I have been reading Tom Wright’s book, How God Became King, and I think it underscores how Jesus’ life, death, resurrection, and ascension inaugurated a whole new world here and now, plus hereafter. We’re not some utopic but impractical post-millennialists who think that the world will keep getting better then Jesus will come back and say, “Way to go!” Nice thought but our hankering after war and meanness tells me that this is a pipe-dream and a sly way of giving humans the credit for the Second Coming. I’m no pre-millennialist, either, thinking Jesus wants the world to keep going to hell in a hand basket then He’s going to swoop in and save us. This line of thinking actually promotes a laissez-faire attitude toward the ills of the world. It promotes a weird hope that things will get bad enough so Jesus comes back.

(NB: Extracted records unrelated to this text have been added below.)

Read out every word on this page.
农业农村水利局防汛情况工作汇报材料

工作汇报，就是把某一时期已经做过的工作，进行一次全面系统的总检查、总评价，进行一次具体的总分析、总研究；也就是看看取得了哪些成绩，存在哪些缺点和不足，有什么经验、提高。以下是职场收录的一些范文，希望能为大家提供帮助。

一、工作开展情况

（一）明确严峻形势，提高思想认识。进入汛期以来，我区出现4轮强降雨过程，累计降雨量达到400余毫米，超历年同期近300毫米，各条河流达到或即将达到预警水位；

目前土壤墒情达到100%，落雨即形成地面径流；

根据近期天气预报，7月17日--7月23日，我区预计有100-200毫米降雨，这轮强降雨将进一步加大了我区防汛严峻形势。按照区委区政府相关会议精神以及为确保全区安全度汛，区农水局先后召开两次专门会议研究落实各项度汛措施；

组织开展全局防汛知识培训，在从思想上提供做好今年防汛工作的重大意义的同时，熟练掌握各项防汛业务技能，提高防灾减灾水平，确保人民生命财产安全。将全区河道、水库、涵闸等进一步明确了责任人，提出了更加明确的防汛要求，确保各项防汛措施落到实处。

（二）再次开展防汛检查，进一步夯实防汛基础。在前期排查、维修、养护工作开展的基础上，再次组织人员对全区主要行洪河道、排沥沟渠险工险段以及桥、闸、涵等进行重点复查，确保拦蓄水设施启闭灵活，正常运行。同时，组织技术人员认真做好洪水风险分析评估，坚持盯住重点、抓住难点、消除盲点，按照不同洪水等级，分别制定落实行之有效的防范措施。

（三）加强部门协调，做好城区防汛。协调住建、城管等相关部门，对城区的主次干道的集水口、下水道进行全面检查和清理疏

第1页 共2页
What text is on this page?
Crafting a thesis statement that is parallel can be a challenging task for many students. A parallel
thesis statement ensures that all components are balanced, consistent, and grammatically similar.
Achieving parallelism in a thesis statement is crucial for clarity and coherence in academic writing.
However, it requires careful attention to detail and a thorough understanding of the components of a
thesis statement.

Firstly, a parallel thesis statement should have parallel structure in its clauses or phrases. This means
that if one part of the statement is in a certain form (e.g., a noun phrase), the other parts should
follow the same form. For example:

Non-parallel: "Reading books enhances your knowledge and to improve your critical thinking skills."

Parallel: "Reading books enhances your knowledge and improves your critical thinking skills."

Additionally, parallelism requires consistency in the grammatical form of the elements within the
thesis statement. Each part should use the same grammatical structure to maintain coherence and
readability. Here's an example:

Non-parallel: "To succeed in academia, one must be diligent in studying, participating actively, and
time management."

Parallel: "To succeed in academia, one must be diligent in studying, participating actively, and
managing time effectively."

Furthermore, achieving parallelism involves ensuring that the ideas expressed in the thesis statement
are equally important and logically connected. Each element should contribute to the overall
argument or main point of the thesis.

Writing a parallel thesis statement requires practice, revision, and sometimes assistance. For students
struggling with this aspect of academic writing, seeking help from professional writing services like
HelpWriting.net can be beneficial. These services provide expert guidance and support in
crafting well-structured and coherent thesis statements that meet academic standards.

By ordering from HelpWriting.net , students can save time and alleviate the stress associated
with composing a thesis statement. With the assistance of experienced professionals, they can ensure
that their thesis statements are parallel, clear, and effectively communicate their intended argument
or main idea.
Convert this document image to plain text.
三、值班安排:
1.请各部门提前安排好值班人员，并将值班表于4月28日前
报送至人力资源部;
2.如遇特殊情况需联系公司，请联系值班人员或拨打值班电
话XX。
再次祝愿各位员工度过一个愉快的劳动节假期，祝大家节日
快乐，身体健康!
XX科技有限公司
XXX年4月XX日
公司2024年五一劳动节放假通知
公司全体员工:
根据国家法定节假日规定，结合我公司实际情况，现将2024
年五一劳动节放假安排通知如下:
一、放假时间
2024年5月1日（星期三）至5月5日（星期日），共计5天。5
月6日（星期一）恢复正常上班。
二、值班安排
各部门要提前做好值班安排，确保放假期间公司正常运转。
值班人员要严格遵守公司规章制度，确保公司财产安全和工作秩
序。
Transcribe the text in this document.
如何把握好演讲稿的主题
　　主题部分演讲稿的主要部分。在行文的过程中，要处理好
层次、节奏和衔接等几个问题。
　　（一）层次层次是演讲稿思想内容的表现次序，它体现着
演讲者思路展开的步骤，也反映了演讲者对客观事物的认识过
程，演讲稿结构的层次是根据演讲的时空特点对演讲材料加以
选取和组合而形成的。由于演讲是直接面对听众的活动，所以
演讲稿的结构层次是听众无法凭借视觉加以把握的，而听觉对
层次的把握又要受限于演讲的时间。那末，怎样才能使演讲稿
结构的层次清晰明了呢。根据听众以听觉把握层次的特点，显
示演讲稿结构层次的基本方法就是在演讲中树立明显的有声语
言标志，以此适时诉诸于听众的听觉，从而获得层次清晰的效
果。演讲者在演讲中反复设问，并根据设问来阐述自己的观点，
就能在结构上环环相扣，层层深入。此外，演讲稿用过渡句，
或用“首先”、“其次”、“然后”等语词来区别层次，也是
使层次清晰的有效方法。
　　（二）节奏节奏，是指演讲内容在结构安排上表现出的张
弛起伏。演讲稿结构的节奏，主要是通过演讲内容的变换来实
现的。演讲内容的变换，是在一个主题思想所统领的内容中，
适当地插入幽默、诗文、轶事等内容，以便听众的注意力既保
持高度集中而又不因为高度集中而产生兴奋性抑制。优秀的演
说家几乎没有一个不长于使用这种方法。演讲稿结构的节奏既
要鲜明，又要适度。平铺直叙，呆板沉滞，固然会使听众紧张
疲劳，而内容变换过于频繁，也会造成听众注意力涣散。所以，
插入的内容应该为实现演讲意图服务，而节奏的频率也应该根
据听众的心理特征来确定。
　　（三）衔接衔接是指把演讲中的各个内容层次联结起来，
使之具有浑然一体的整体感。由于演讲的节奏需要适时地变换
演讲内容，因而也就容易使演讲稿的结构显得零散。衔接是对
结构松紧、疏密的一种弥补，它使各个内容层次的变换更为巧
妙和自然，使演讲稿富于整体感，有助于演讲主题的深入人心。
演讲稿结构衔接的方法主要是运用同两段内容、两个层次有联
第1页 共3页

No, I think amillennialism best reflects the optimistic but realistic theology of the United Methodist Church. N.T. Wright is on board, too. Read How God Became King. We’re in the millennium now! Jesus is how God became King! Jesus taught us to pray, “Thy will be done on earth as it is in heaven…”  Why ask us to pray it if it weren’t possible? This is the kingdom of God now and to more fully come. We need to act like it for God to use us in this grand adventure. So, three cheers to Augusta National, but there’s more work to be done – a lot more.